Храбрость ведь вообще, если говорить правду, вопрос обстановки и личного настроения духа в каждую данную минуту. Есть вещи, над которыми очень легко смеяться за бокалом шампанского, в шумном обществе, при свете солнца или в ярком освещении зала; но во мраке и одиночестве леса, когда буря воет и треплет верхушки деревьев, — или в тиши старого дома, где голые стены жутко отражают каждый звук и изо всех углов пахнет тлением — смех уже немножко застревает в горле.
Был 1866 год. Я был уже ротмистром и за несколько дней до того мы поколотили итальянцев при Кустоцце. Все мы до последнего солдата дышали упоением торжества, как только можно ликовать и гордиться после победы над войском почти вдвое сильнее своего.
Мы чувствовали себя властелинами и хотели, чтобы это признавалось всеми, а между тем, со стороны населения мы то и дело наталкивались на упрямое сопротивление. Когда было разбито войско Виктора Эммануила, крестьяне озверели совсем; их вероломные нападения до того разъяряли наших ребят, что они начали отплачивать им крайней беспощадностью, не разбирая даже, кто виноватые, мужчины или женщины.

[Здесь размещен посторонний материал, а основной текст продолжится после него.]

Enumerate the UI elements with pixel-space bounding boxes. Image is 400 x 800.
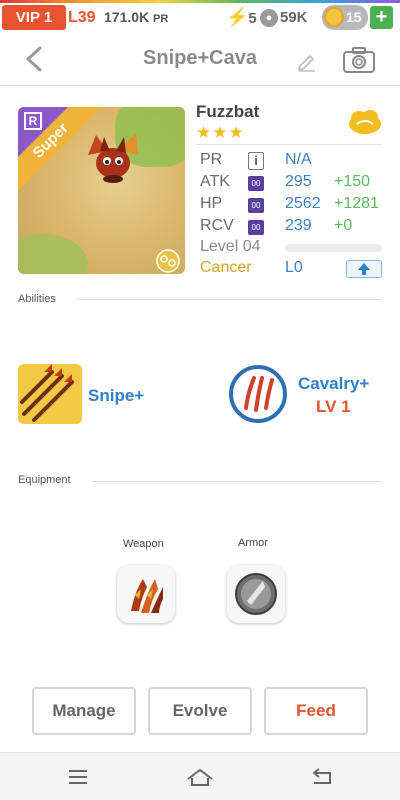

Так обстояли дела, когда я однажды получил приказ отправиться в небольшое поместье Гуастала и занять его: там население обстреливало наш провиантский отряд — и, по-видимому, маркиз Гуастала играл в этом нападении руководящую роль; по донесению драгун, из окон его замка открыт был первый и самый сильный огонь.
С гордой уверенностью в победе отправились мы в путь; день был томительно жаркий, — ни облачка, ни ветерка, и если бы мы не подкреплялись иногда теплой водой из придорожного ручья, мы изнемогли бы за дорогу. От местных жителей мы не принимали ни глотка вина из опасения, что нам могли бы подсыпать яда.
Возможно, что это было вздорное опасение; но война сильно изменяет психику, и наряду с легкомысленным, почти равнодушным отношением к смерти, она порождает нервную мнительность и подозрительность.
Солнце уже садилось, когда мы добрались, наконец, до Гуасталы. Над крестьянскими домишками и садами высился замок маркиза Гуасталы, — небольшой и старый барский дом, каких множество во всех концах Италии. Ставни заколочены, — видно, в доме никого не осталось.